Over the past 18 months, COVID-19 has followed the unyielding, traditional slope of disproportionately imposing adverse health outcomes upon the most vulnerable U.S. populations. According to the Centers for Disease Control and Prevention (CDC), as of July 25, Black, Hispanic, Asian, and Native American citizens account for more than 44 percent of the roughly 28 million cases of infection in the United States. But these minorities account for only 37 percent of the entire population.
To protect all citizens from the extreme effects of COVID-19, the Association of Black Cardiologists (ABC) strongly encourages vaccination of all healthcare personnel and, all persons, especially members of the aforementioned groups. Currently, the ABC also supports masking indoors with additional use consideration for outdoors given the spread of the more infectious variants.
“This position is of utmost importance as our professional membership continues to diligently work to address and curb the impact of COVID-19 and its emerging variants on these high-risk populations,” the ABC statement reads. “Prevention is better than cure particularly given that even mild infection has the potential to result in longer-term cardiovascular and other ailments.”
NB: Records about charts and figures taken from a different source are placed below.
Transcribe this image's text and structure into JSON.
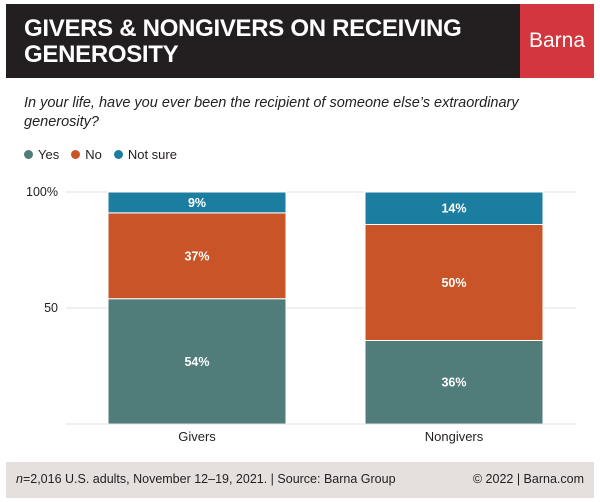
{
  "header": {
    "title": "GIVERS & NONGIVERS ON RECEIVING GENEROSITY",
    "brand": "Barna"
  },
  "question": "In your life, have you ever been the recipient of someone else’s extraordinary generosity?",
  "legend": [
    {
      "label": "Yes",
      "color": "#507c7a"
    },
    {
      "label": "No",
      "color": "#c85428"
    },
    {
      "label": "Not sure",
      "color": "#1b7da0"
    }
  ],
  "chart_data": {
    "type": "bar",
    "stacked": true,
    "categories": [
      "Givers",
      "Nongivers"
    ],
    "series": [
      {
        "name": "Yes",
        "values": [
          54,
          36
        ],
        "color": "#507c7a"
      },
      {
        "name": "No",
        "values": [
          37,
          50
        ],
        "color": "#c85428"
      },
      {
        "name": "Not sure",
        "values": [
          9,
          14
        ],
        "color": "#1b7da0"
      }
    ],
    "value_labels": [
      [
        "54%",
        "36%"
      ],
      [
        "37%",
        "50%"
      ],
      [
        "9%",
        "14%"
      ]
    ],
    "yticks": [
      "100%",
      "50"
    ],
    "ytick_values": [
      100,
      50
    ],
    "ylim": [
      0,
      100
    ],
    "grid": true
  },
  "footer": {
    "n_label": "n",
    "sample": "=2,016 U.S. adults, November 12–19, 2021. | Source: Barna Group",
    "copyright": "© 2022 |  Barna.com"
  }
}
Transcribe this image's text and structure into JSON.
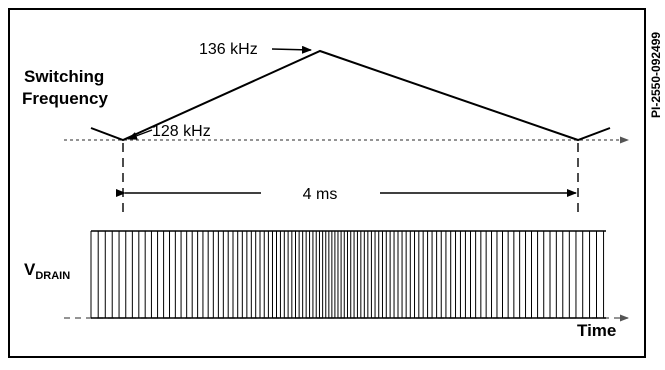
{
  "diagram": {
    "freq_label_line1": "Switching",
    "freq_label_line2": "Frequency",
    "peak_label": "136 kHz",
    "base_label": "128 kHz",
    "period_label": "4 ms",
    "vdrain_main": "V",
    "vdrain_sub": "DRAIN",
    "time_label": "Time",
    "figure_id": "PI-2550-092499",
    "colors": {
      "stroke": "#000000",
      "background": "#ffffff"
    }
  }
}
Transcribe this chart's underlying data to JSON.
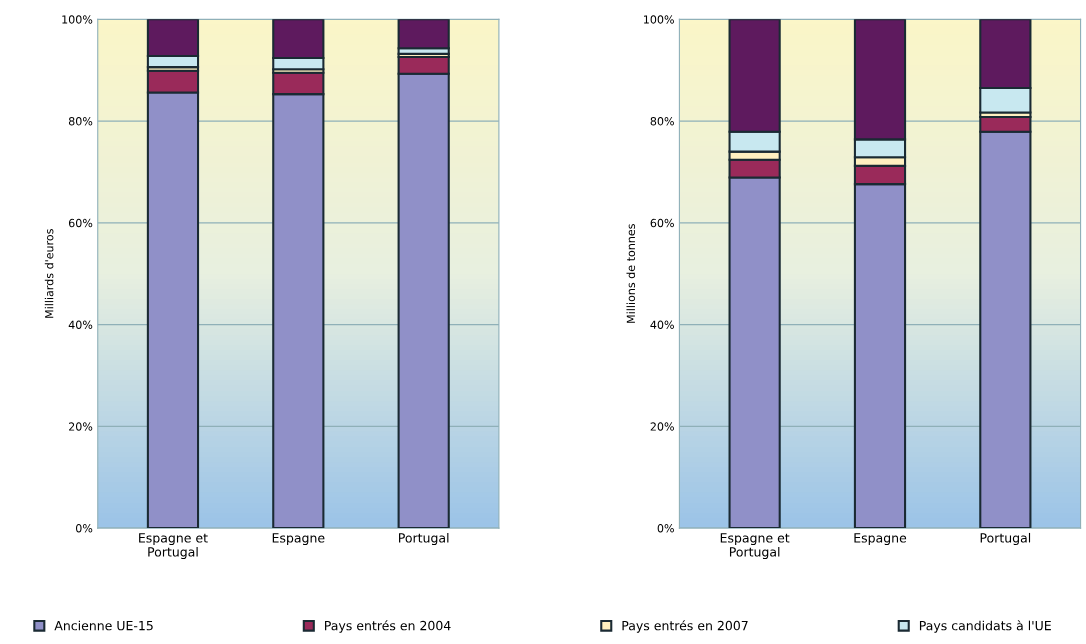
{
  "chart_data": [
    {
      "type": "bar",
      "stacked": true,
      "ylabel": "Milliards d'euros",
      "categories": [
        "Espagne et\nPortugal",
        "Espagne",
        "Portugal"
      ],
      "series": [
        {
          "name": "Ancienne UE-15",
          "color": "#9090c8",
          "values": [
            85.6,
            85.3,
            89.3
          ]
        },
        {
          "name": "Pays entrés en 2004",
          "color": "#9a2a5a",
          "values": [
            4.3,
            4.2,
            3.3
          ]
        },
        {
          "name": "Pays entrés en 2007",
          "color": "#fff0c0",
          "values": [
            0.7,
            0.7,
            0.6
          ]
        },
        {
          "name": "Pays candidats à l'UE",
          "color": "#c8e8f0",
          "values": [
            2.2,
            2.2,
            1.1
          ]
        },
        {
          "color": "#5e1a5e",
          "values": [
            7.2,
            7.6,
            5.7
          ]
        }
      ],
      "ylim": [
        0,
        100
      ],
      "yticks": [
        {
          "value": 0,
          "label": "0%"
        },
        {
          "value": 20,
          "label": "20%"
        },
        {
          "value": 40,
          "label": "40%"
        },
        {
          "value": 60,
          "label": "60%"
        },
        {
          "value": 80,
          "label": "80%"
        },
        {
          "value": 100,
          "label": "100%"
        }
      ],
      "grid": "y",
      "legend": "bottom"
    },
    {
      "type": "bar",
      "stacked": true,
      "ylabel": "Millions de tonnes",
      "categories": [
        "Espagne et\nPortugal",
        "Espagne",
        "Portugal"
      ],
      "series": [
        {
          "color": "#9090c8",
          "values": [
            68.9,
            67.6,
            77.9
          ]
        },
        {
          "color": "#9a2a5a",
          "values": [
            3.5,
            3.6,
            2.9
          ]
        },
        {
          "color": "#fff0c0",
          "values": [
            1.6,
            1.7,
            0.9
          ]
        },
        {
          "color": "#c8e8f0",
          "values": [
            3.9,
            3.5,
            4.8
          ]
        },
        {
          "color": "#5e1a5e",
          "values": [
            22.1,
            23.6,
            13.5
          ]
        }
      ],
      "ylim": [
        0,
        100
      ],
      "yticks": [
        {
          "value": 0,
          "label": "0%"
        },
        {
          "value": 20,
          "label": "20%"
        },
        {
          "value": 40,
          "label": "40%"
        },
        {
          "value": 60,
          "label": "60%"
        },
        {
          "value": 80,
          "label": "80%"
        },
        {
          "value": 100,
          "label": "100%"
        }
      ],
      "grid": "y"
    }
  ]
}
The ABC echoes the sentiments of the American Medical Association and our notable colleagues in the following statement:
“We stand with the growing number of experts and institutions that support the requirement for universal vaccination of health workers. While we recognize some workers cannot be vaccinated because of identified medical reasons and should be exempted from a mandate, they constitute a small minority of all workers.”
“The ABC will remain vigilant and steadfast in its efforts to support healthcare professionals, community partners, patients and families as we, as a country, weather through this relentless syndemic together. In the same vein, we hope other industries will follow the example of the medical community and choose to employ policies that promote vaccination.”